Lastly, Roxas y Cia. questions the imposition of the real estate dealer's fixed tax upon it, because although it
earned a rental income of P8,000.00 per annum in 1952, said rental income came from Jose Roxas, one of the
partners. Section 194 of the Tax Code, in considering as real estate dealers owners of real estate receiving
rentals of at least P3,000.00 a year, does not provide any qualification as to the persons paying the rentals. The
law, which states: 1wph1.t
. . . "Real estate dealer" includes any person engaged in the business of buying, selling, exchanging,
leasing or renting property on his own account as principal and holding himself out as a full or part-
time dealer in real estate or as an owner of rental property or properties rented or offered to rent for an
aggregate amount of three thousand pesos or more a year: . . . (Emphasis supplied) .
is too clear and explicit to admit construction. The findings of the Court of Tax Appeals or, this point is
sustained.1wph1.t
To Summarize, no deficiency income tax is due for 1953 from Antonio Roxas, Eduardo Roxas and Jose Roxas.
For 1955 they are liable to pay deficiency income tax in the sum of P109.00, P91.00 and P49.00, respectively,
computed as follows: *
ANTONIO ROXAS
Net income per return P315,476.59

Add: 1/3 share, profits in Roxas y Cia. P 153,249.15

Less amount declared 146,135.46

Amount understated P 7,113.69

Contributions disallowed 115.00

P 7,228.69

Less 1/3 share of contributions amounting to P21,126.06


disallowed from partnership but allowed to partners 7,042.02 186.67

Net income per review P315,663.26

Less: Exemptions 4,200.00

Net taxable income P311,463.26

Tax due 154,169.00

Tax paid 154,060.00

Deficiency P 109.00
==========

EDUARDO ROXAS

P
Net income per return
304,166.92

Add: 1/3 share, profits in Roxas y Cia P 153,249.15

Less profits declared 146,052.58

Amount understated P 7,196.57

Less 1/3 share in contributions amounting to P21,126.06


disallowed from partnership but allowed to partners 7,042.02 155.55

Net income per review P304,322.47

Less: Exemptions 4,800.00

Net taxable income P299,592.47


Tax Due P147,250.00

Tax paid 147,159.00

Deficiency P91.00
===========

JOSE ROXAS

Net income per return P222,681.76

Add: 1/3 share, profits in Roxas y Cia.
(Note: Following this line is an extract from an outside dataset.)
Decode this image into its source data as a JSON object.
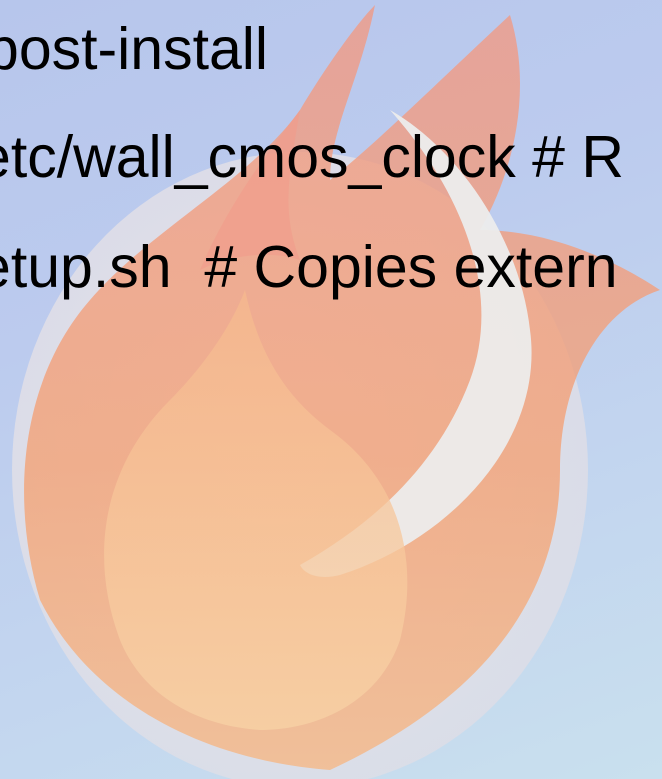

P153,429.15

Less amount reported 146,135.46

Amount understated 7,113.69

Less 1/3 share of contributions disallowed from


partnership but allowed as deductions to partners 7,042.02 71.67

Net income per review P222,753.43

Less: Exemption 1,800.00

Net income subject to tax P220,953.43

Tax due P102,763.00

Tax paid 102,714.00

Deficiency P 49.00
===========

WHEREFORE, the decision appealed from is modified. Roxas y Cia. is hereby ordered to pay the sum of P150.00
as real estate dealer's fixed tax for 1952, and Antonio Roxas, Eduardo Roxas and Jose Roxas are ordered to pay
the respective sums of P109.00, P91.00 and P49.00 as their individual deficiency income tax all corresponding
for the year 1955. No costs. So ordered.